Tiny mencibir. “Ih, maksudnya tuh biar refreshing. Otakku tuh udah panas gara-gara fitting, deg-degan, dan lapar semua jadi satu.”
Andika tertawa kecil. “Ya udah, yuk. Aku ikut aja.”
Mereka berdua pun meluncur ke pusat perbelanjaan yang tidak terlalu jauh dari butik. Begitu masuk ke dalam, Tiny langsung menunjukkan antusiasmenya seperti anak kecil diajak ke taman hiburan.
“Liat deh! Toko aksesoris itu lucu banget. Eh eh, itu ada baju yang lucu juga!” Suara Tiny melengking pelan, penuh semangat.
Andika hanya mengikuti dari belakang. Matanya tak pernah jauh dari sosok gadis mungil di depannya yang terus menunjuk-nunjuk sana-sini.
Mereka berhenti di sebuah toko stationery kecil. Tiny langsung masuk, matanya berbinar melihat pulpen warna-warni, buku catatan lucu, dan stiker menggemaskan.
“Aku mau beli ini deh buat nulis lirik,” ujarnya sambil mengangkat buku kecil berwarna ungu muda.
“Udah mulai nulis?” tanya Andika, mendekat.
Tiny mengangguk. “Baru coret-coret dikit sih. Tapi temanya tentang jatuh cinta sama orang yang... awalnya biasa aja, tapi lama-lama bikin candu.”
Andika menaikkan alis. “Kayak kamu ke aku?”
Tiny pura-pura jijik. “YAKH, ge-er banget sih.”
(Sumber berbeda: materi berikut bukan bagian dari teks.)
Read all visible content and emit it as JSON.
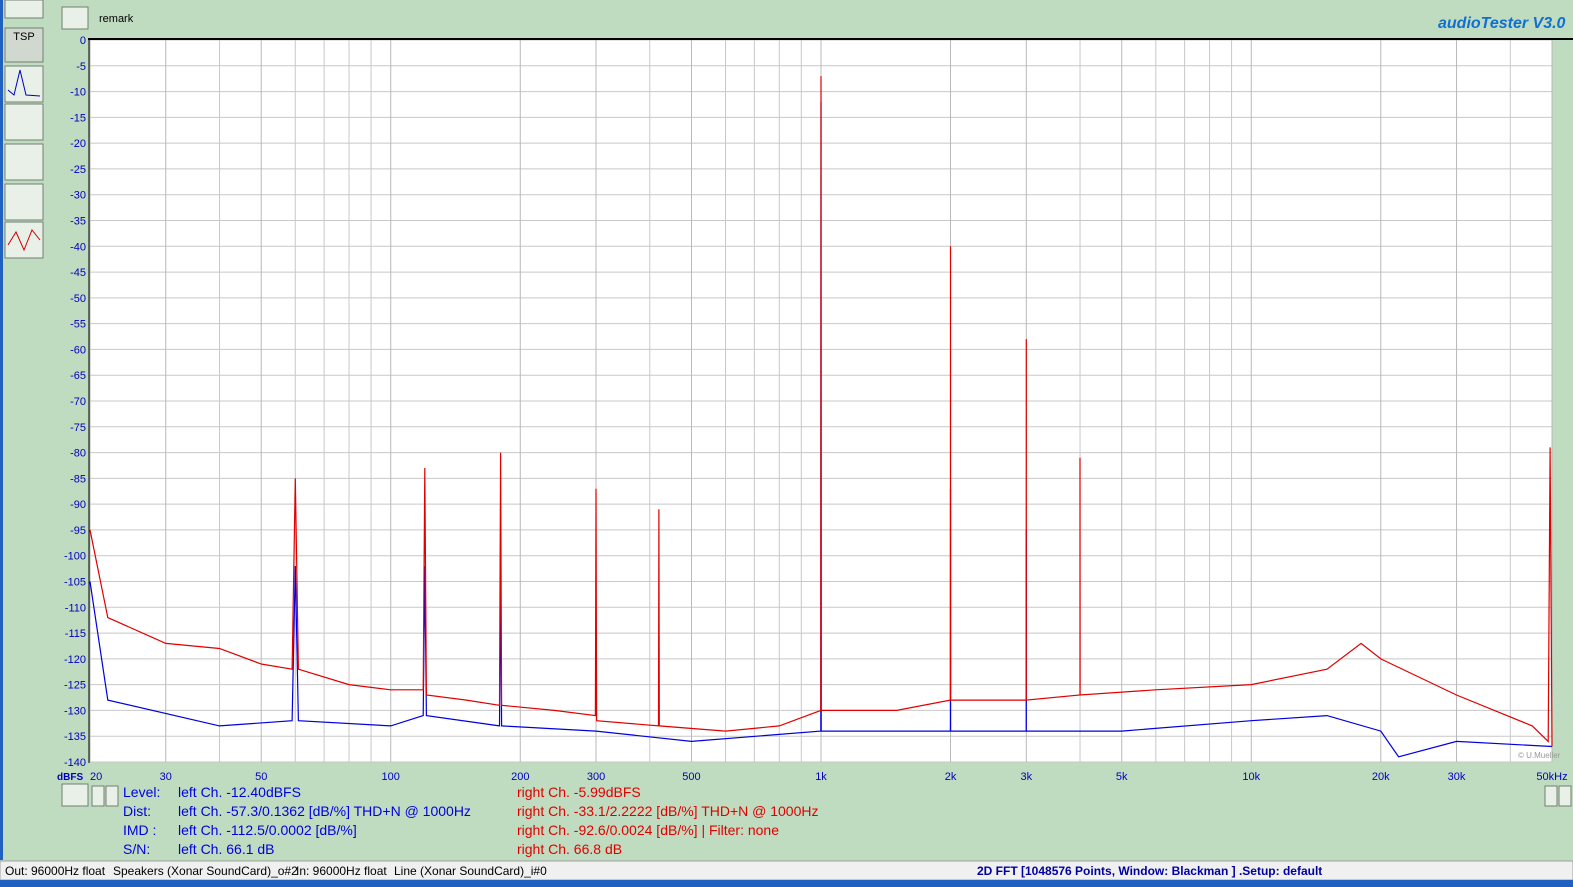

Andika tertawa kecil. “Ya bener, kan?”
Tiny tidak menjawab. Tapi pipinya yang memerah pelan sudah cukup jadi jawaban.
Setelah membeli beberapa barang lucu, mereka melanjutkan jalan ke lantai atas untuk mencari tempat makan. Tiny memilih tempat yang cozy, tidak terlalu ramai, dan punya lighting hangat.
Mereka duduk di dekat jendela kaca, memandang lalu lintas yang mulai padat di luar sana.
Tiny membuka menu dengan mata bersinar. “Aku pesan spaghetti! Sama kentang goreng. Sama es teh manis. Sama—”
“Pelan-pelan,” potong Andika. “Lambung kamu belum tentu seluas daftar pesananmu.”
Tiny nyengir. “Tapi hatiku luas buat kamu.”
Andika terdiam sejenak. Senyumnya pelan, tapi dalam.
“Udah yuk, makan,” ujar Tiny tak sabar sambil menutup menu. “Perut aku udah demo dari tadi.”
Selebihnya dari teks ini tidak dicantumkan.